Shimón Peres llega el domingo a frenar avances de Irán en Argentina y Brasil

El domingo arribará al país Shimón Peres, presidente de Israel, en un viaje considerado como una movida fuerte de Israel para tratar de contrarrestar lo que se evidencia como una creciente presencia de Irán en la región, con todo lo que eso implica en términos de «importación» de un conflicto claramente ajeno, como lo demuestra la armónica convivencia de judíos y musulmanes en todos los países de América del Sur.

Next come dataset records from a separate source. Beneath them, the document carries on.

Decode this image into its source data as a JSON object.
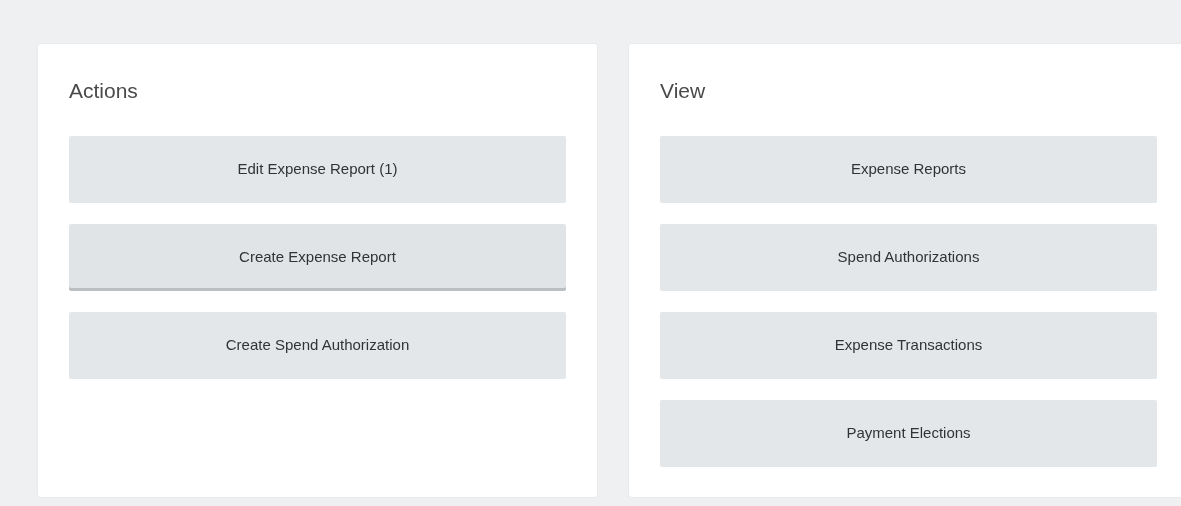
{
  "panels": [
    {
      "title": "Actions",
      "buttons": [
        {
          "label": "Edit Expense Report (1)",
          "hovered": false
        },
        {
          "label": "Create Expense Report",
          "hovered": true
        },
        {
          "label": "Create Spend Authorization",
          "hovered": false
        }
      ]
    },
    {
      "title": "View",
      "buttons": [
        {
          "label": "Expense Reports",
          "hovered": false
        },
        {
          "label": "Spend Authorizations",
          "hovered": false
        },
        {
          "label": "Expense Transactions",
          "hovered": false
        },
        {
          "label": "Payment Elections",
          "hovered": false
        }
      ]
    }
  ]
}
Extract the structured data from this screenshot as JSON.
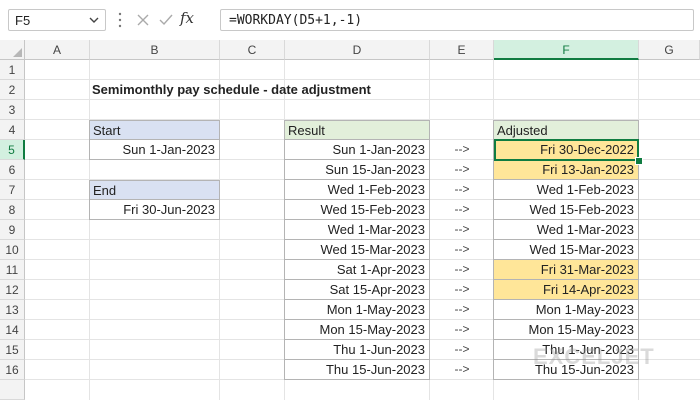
{
  "formula_bar": {
    "name_box": "F5",
    "fx_label": "fx",
    "formula": "=WORKDAY(D5+1,-1)"
  },
  "columns": [
    "A",
    "B",
    "C",
    "D",
    "E",
    "F",
    "G"
  ],
  "rows": [
    "1",
    "2",
    "3",
    "4",
    "5",
    "6",
    "7",
    "8",
    "9",
    "10",
    "11",
    "12",
    "13",
    "14",
    "15",
    "16"
  ],
  "sheet": {
    "title": "Semimonthly pay schedule - date adjustment",
    "start_label": "Start",
    "start_value": "Sun 1-Jan-2023",
    "end_label": "End",
    "end_value": "Fri 30-Jun-2023",
    "result_label": "Result",
    "adjusted_label": "Adjusted",
    "arrow": "-->",
    "results": [
      "Sun 1-Jan-2023",
      "Sun 15-Jan-2023",
      "Wed 1-Feb-2023",
      "Wed 15-Feb-2023",
      "Wed 1-Mar-2023",
      "Wed 15-Mar-2023",
      "Sat 1-Apr-2023",
      "Sat 15-Apr-2023",
      "Mon 1-May-2023",
      "Mon 15-May-2023",
      "Thu 1-Jun-2023",
      "Thu 15-Jun-2023"
    ],
    "adjusted": [
      "Fri 30-Dec-2022",
      "Fri 13-Jan-2023",
      "Wed 1-Feb-2023",
      "Wed 15-Feb-2023",
      "Wed 1-Mar-2023",
      "Wed 15-Mar-2023",
      "Fri 31-Mar-2023",
      "Fri 14-Apr-2023",
      "Mon 1-May-2023",
      "Mon 15-May-2023",
      "Thu 1-Jun-2023",
      "Thu 15-Jun-2023"
    ],
    "highlighted_rows": [
      0,
      1,
      6,
      7
    ],
    "highlight_color": "#ffe699"
  },
  "watermark": "EXCELJET"
}
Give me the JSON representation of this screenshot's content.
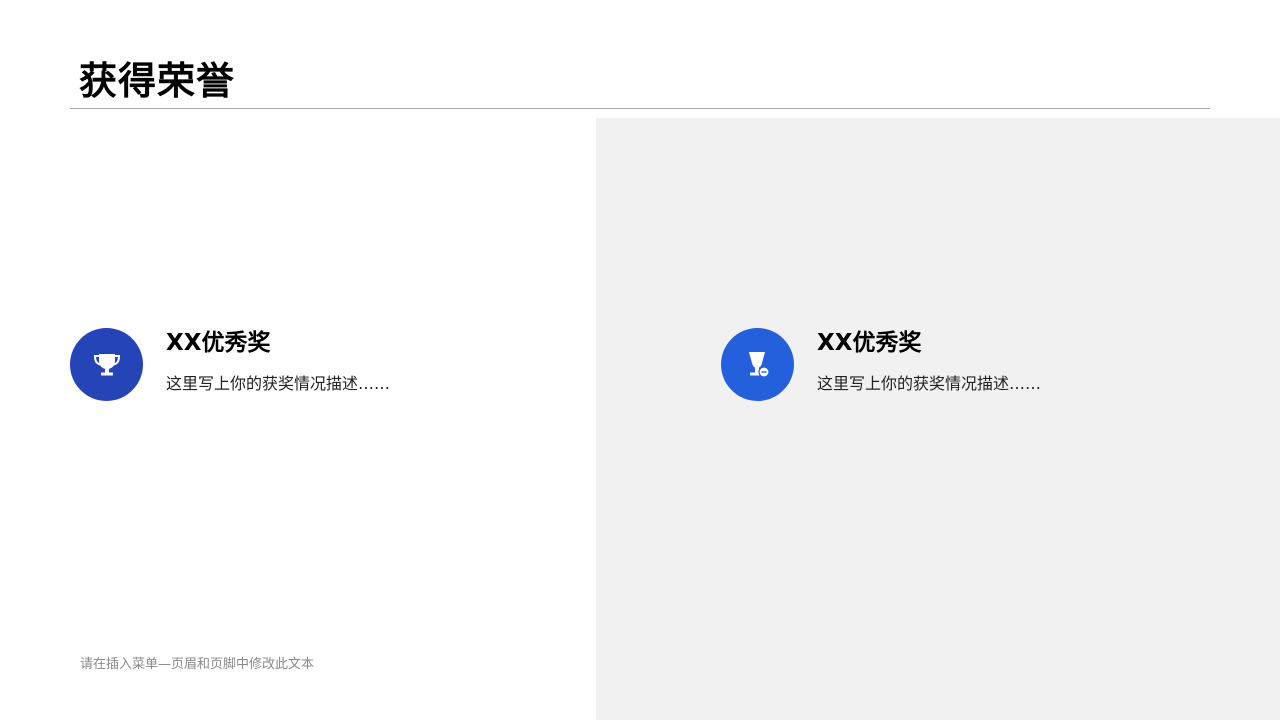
{
  "slide": {
    "title": "获得荣誉",
    "colors": {
      "accent_dark_blue": "#2444b8",
      "accent_blue": "#2460db",
      "panel_gray": "#f1f1f2"
    }
  },
  "awards": [
    {
      "icon": "trophy-icon",
      "heading": "XX优秀奖",
      "description": "这里写上你的获奖情况描述……"
    },
    {
      "icon": "trophy-ribbon-icon",
      "heading": "XX优秀奖",
      "description": "这里写上你的获奖情况描述……"
    }
  ],
  "footer": {
    "text": "请在插入菜单—页眉和页脚中修改此文本"
  }
}
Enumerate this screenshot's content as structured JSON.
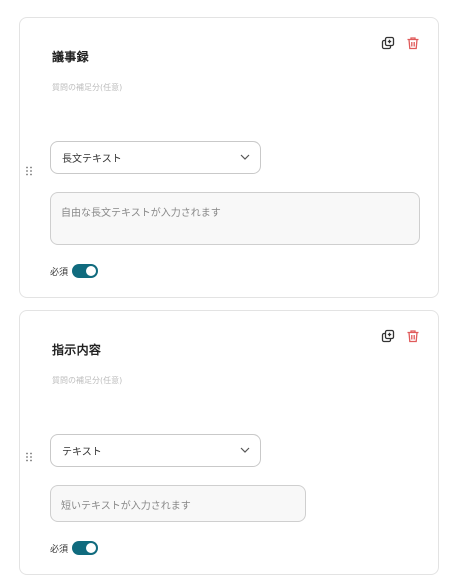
{
  "questions": [
    {
      "title": "議事録",
      "description": "質問の補足分(任意)",
      "type_label": "長文テキスト",
      "answer_placeholder": "自由な長文テキストが入力されます",
      "required_label": "必須",
      "required": true
    },
    {
      "title": "指示内容",
      "description": "質問の補足分(任意)",
      "type_label": "テキスト",
      "answer_placeholder": "短いテキストが入力されます",
      "required_label": "必須",
      "required": true
    }
  ],
  "icons": {
    "copy": "copy-icon",
    "delete": "trash-icon",
    "drag": "drag-handle-icon",
    "select": "chevron-down-icon"
  },
  "colors": {
    "toggle_on": "#106b7e",
    "delete_icon": "#e05a5a"
  }
}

Ni siquiera los propios dirigentes comunitarios previeron la repercusión que tendría la llegada de Peres, y por eso debieron cambiar el lugar del único acto abierto al público que protagonizará: iba a ser en el Gran Rex, pero como el pedido de invitaciones (único modo de acceder al evento) desbordó ampliamente la capacidad del teatro, hubo que mudarlo al Luna Park, y aun así el estadio del microcento quedará chico. Hizo falta el generoso aporte de varios empresarios judeoargentinos, que pusieron de su bolsillo el alquiler del Luna.

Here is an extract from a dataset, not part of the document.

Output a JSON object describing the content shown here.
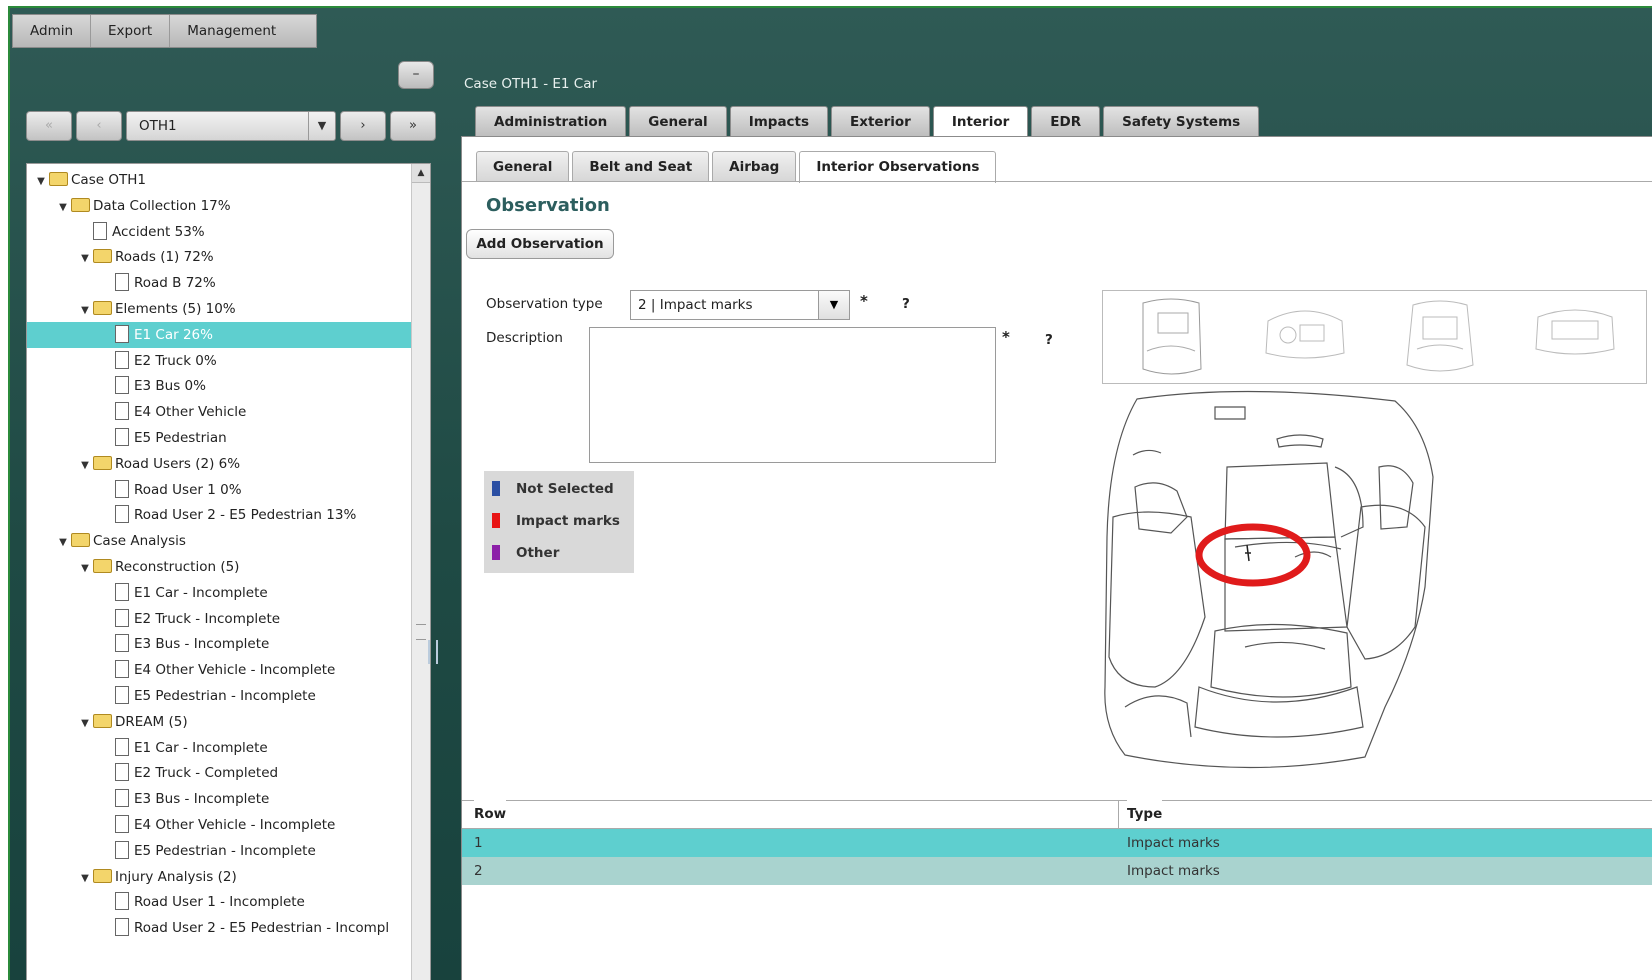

Seguramente tanto los judíos de cierta edad como los chicos de los centros juveniles intuyen que será la última oportunidad que tendrán de ver y escuchar a uno de los «padres de la patria judía», miembro de la generación que convirtió un pantano montañoso en uno de los países más fértiles y tecnificados del planeta. Peres, que aún no había cumplido 25 años, fue enviado por el incipiente Gobierno del flamante estado judío a tratar de comprar armas para defenderse de la ofensiva desatada por los ejércitos de los ocho países árabes que lo rodeaban, tras la declaración de la independencia, el 14 de mayo de 1948.

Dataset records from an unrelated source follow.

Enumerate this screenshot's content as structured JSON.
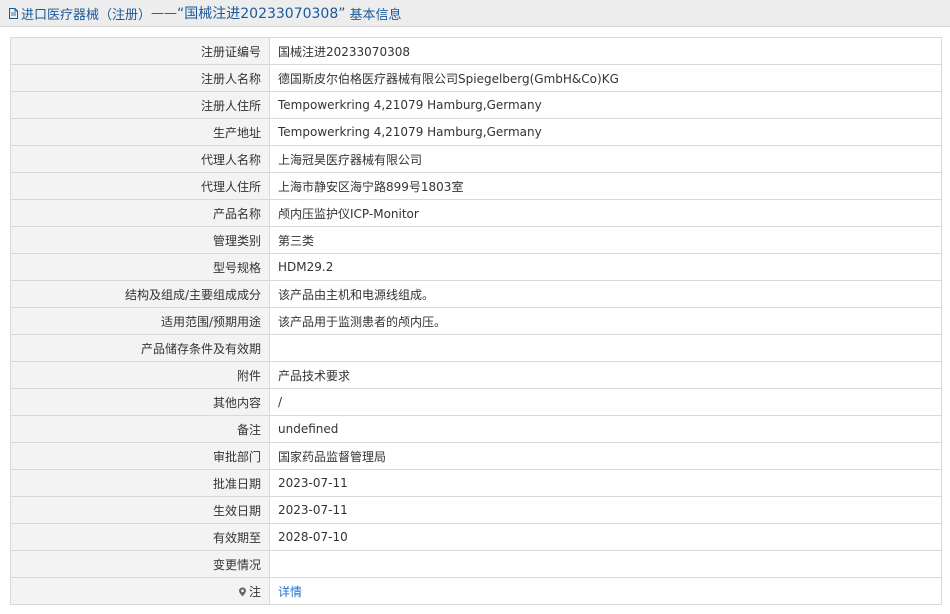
{
  "header": {
    "category": "进口医疗器械（注册）",
    "separator": "——",
    "reg_no_quoted": "“国械注进20233070308”",
    "suffix": "基本信息"
  },
  "rows": [
    {
      "label": "注册证编号",
      "value": "国械注进20233070308"
    },
    {
      "label": "注册人名称",
      "value": "德国斯皮尔伯格医疗器械有限公司Spiegelberg(GmbH&Co)KG"
    },
    {
      "label": "注册人住所",
      "value": "Tempowerkring 4,21079 Hamburg,Germany"
    },
    {
      "label": "生产地址",
      "value": "Tempowerkring 4,21079 Hamburg,Germany"
    },
    {
      "label": "代理人名称",
      "value": "上海冠昊医疗器械有限公司"
    },
    {
      "label": "代理人住所",
      "value": "上海市静安区海宁路899号1803室"
    },
    {
      "label": "产品名称",
      "value": "颅内压监护仪ICP-Monitor"
    },
    {
      "label": "管理类别",
      "value": "第三类"
    },
    {
      "label": "型号规格",
      "value": "HDM29.2"
    },
    {
      "label": "结构及组成/主要组成成分",
      "value": "该产品由主机和电源线组成。"
    },
    {
      "label": "适用范围/预期用途",
      "value": "该产品用于监测患者的颅内压。"
    },
    {
      "label": "产品储存条件及有效期",
      "value": ""
    },
    {
      "label": "附件",
      "value": "产品技术要求"
    },
    {
      "label": "其他内容",
      "value": "/"
    },
    {
      "label": "备注",
      "value": "undefined"
    },
    {
      "label": "审批部门",
      "value": "国家药品监督管理局"
    },
    {
      "label": "批准日期",
      "value": "2023-07-11"
    },
    {
      "label": "生效日期",
      "value": "2023-07-11"
    },
    {
      "label": "有效期至",
      "value": "2028-07-10"
    },
    {
      "label": "变更情况",
      "value": ""
    }
  ],
  "note": {
    "label": "注",
    "link_text": "详情"
  },
  "icons": {
    "title": "document-icon",
    "note": "map-pin-icon"
  }
}
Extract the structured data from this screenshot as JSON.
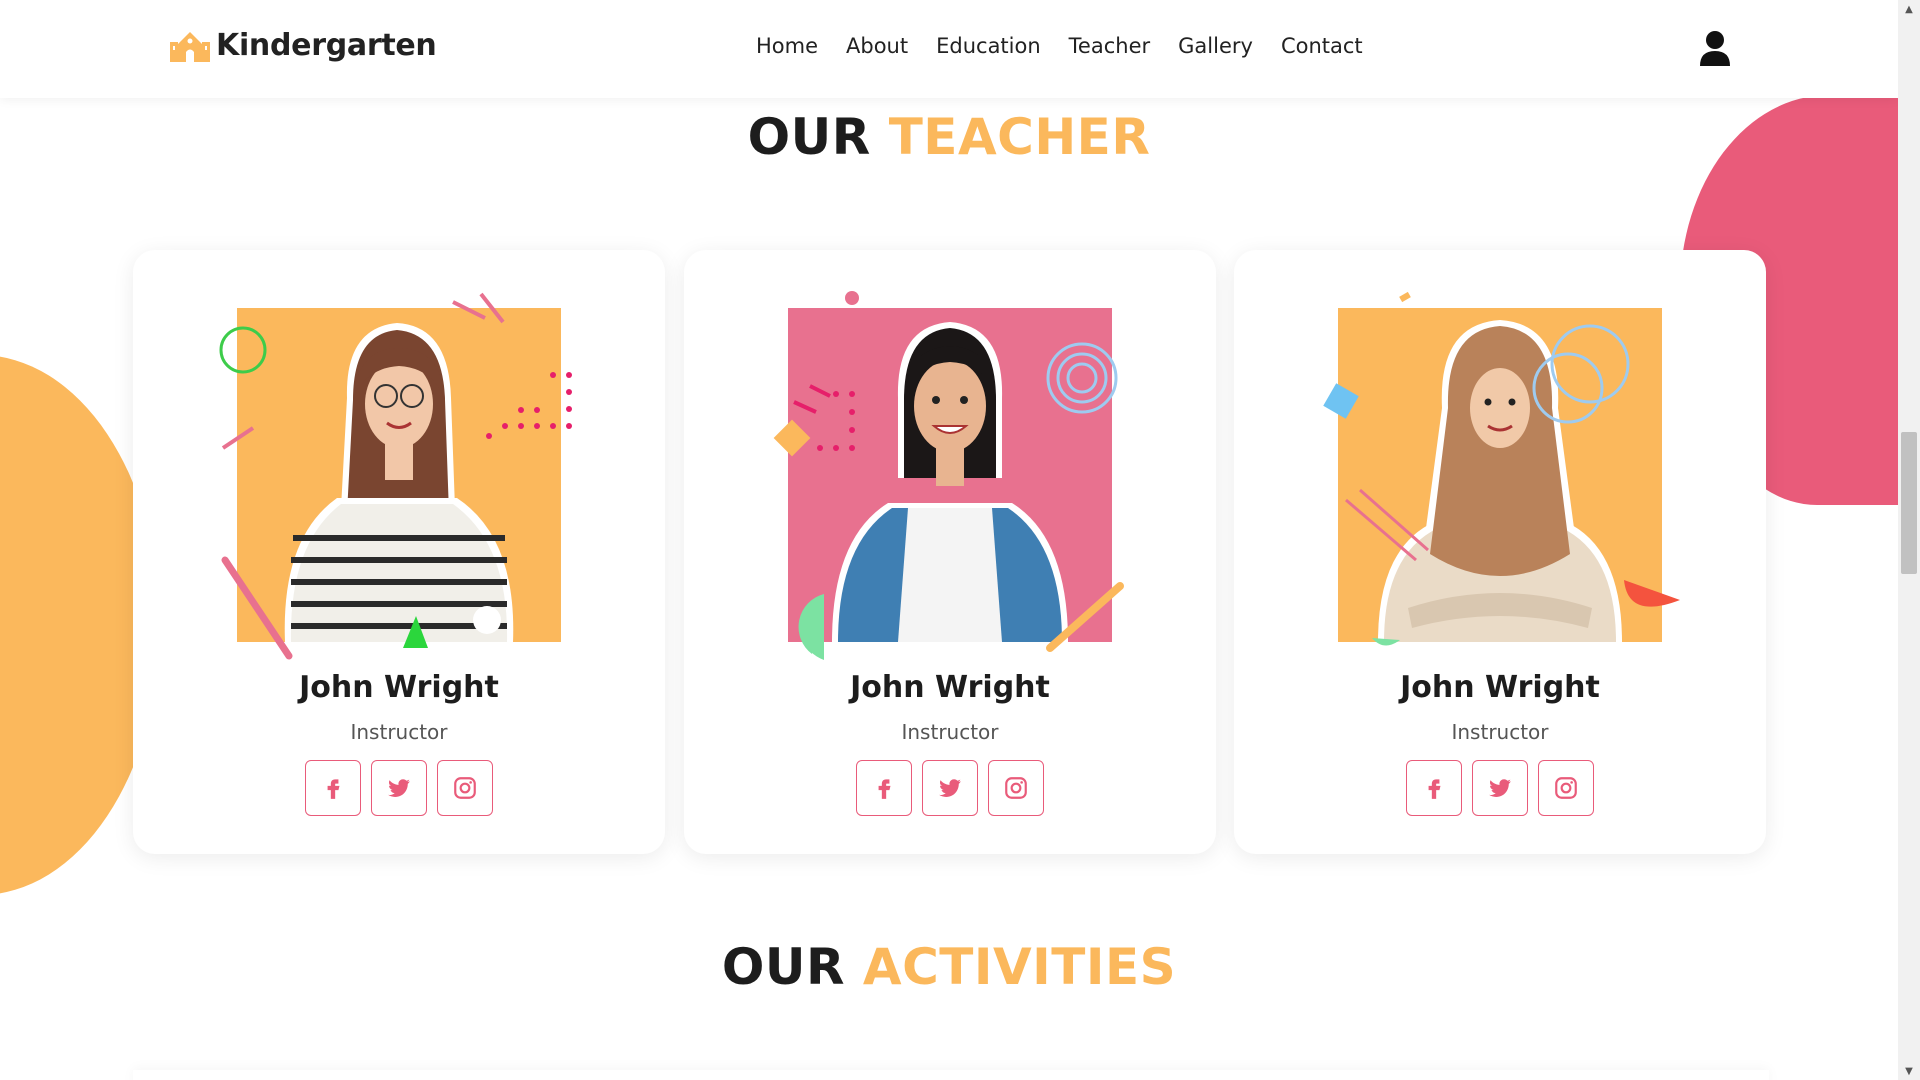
{
  "brand": {
    "name": "Kindergarten"
  },
  "nav": {
    "items": [
      {
        "label": "Home"
      },
      {
        "label": "About"
      },
      {
        "label": "Education"
      },
      {
        "label": "Teacher"
      },
      {
        "label": "Gallery"
      },
      {
        "label": "Contact"
      }
    ]
  },
  "sections": {
    "teacher": {
      "title_dark": "OUR",
      "title_accent": "TEACHER"
    },
    "activities": {
      "title_dark": "OUR",
      "title_accent": "ACTIVITIES"
    }
  },
  "teachers": [
    {
      "name": "John Wright",
      "role": "Instructor",
      "photo_color": "#fbb85c"
    },
    {
      "name": "John Wright",
      "role": "Instructor",
      "photo_color": "#e8718f"
    },
    {
      "name": "John Wright",
      "role": "Instructor",
      "photo_color": "#fbb85c"
    }
  ],
  "social_icons": [
    "facebook-icon",
    "twitter-icon",
    "instagram-icon"
  ],
  "colors": {
    "accent_orange": "#fbb85c",
    "accent_pink": "#e95b7a",
    "text_dark": "#1d1d1d"
  }
}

Trascendió que arribará al país el domingo próximo desde Brasil; en Aeroparque será recibido por los titulares de DAIA, AMIA y OSA (Aldo Donzis, Guillermo Borger y Carlos Frauman, respectivamente), y luego participará de una cena privada con empresarios y directivos de entidades comunitarias.

El lunes a la mañana arranca temprano con un desayuno-seminario sobre intercambio comercial del que tomarán parte empresarios israelíes y argentinos, y luego se encontrará con Cristina de Kirchner. Después irá a la Cancillería -será recibido por Jorge Taiana- y pasará por el predio de la calle Arroyo, donde se levantaba la embajada israelí hasta que fue destruida por un atentado en marzo de 1992. Por la tarde visitará la sede reconstruida de la AMIA, y luego al jefe de Gobierno porteño, Mauricio Macri. A la noche, tendrá doble programa: el acto masivo en el Luna Park y después una comida en un local de tango porteño.

El martes arranca temprano: disertará ante el CARI (Consejo Argentino de Relaciones Internacionales) que preside el ex canciller Adalberto Rodríguez Giavarini; a las 11.30 lo aguardará en la Casa Rosada Cristina de Kirchner; después irá nuevamente a la Cancillería, donde la Presidente ofrecerá un almuerzo en su honor. Por la tarde, en la que será su última actividad en el país, irá a una escuela judía (laica, como él) en el barrio de Villa Crespo, escuela que es visitada por todos los mandatarios israelíes que pasan por el país.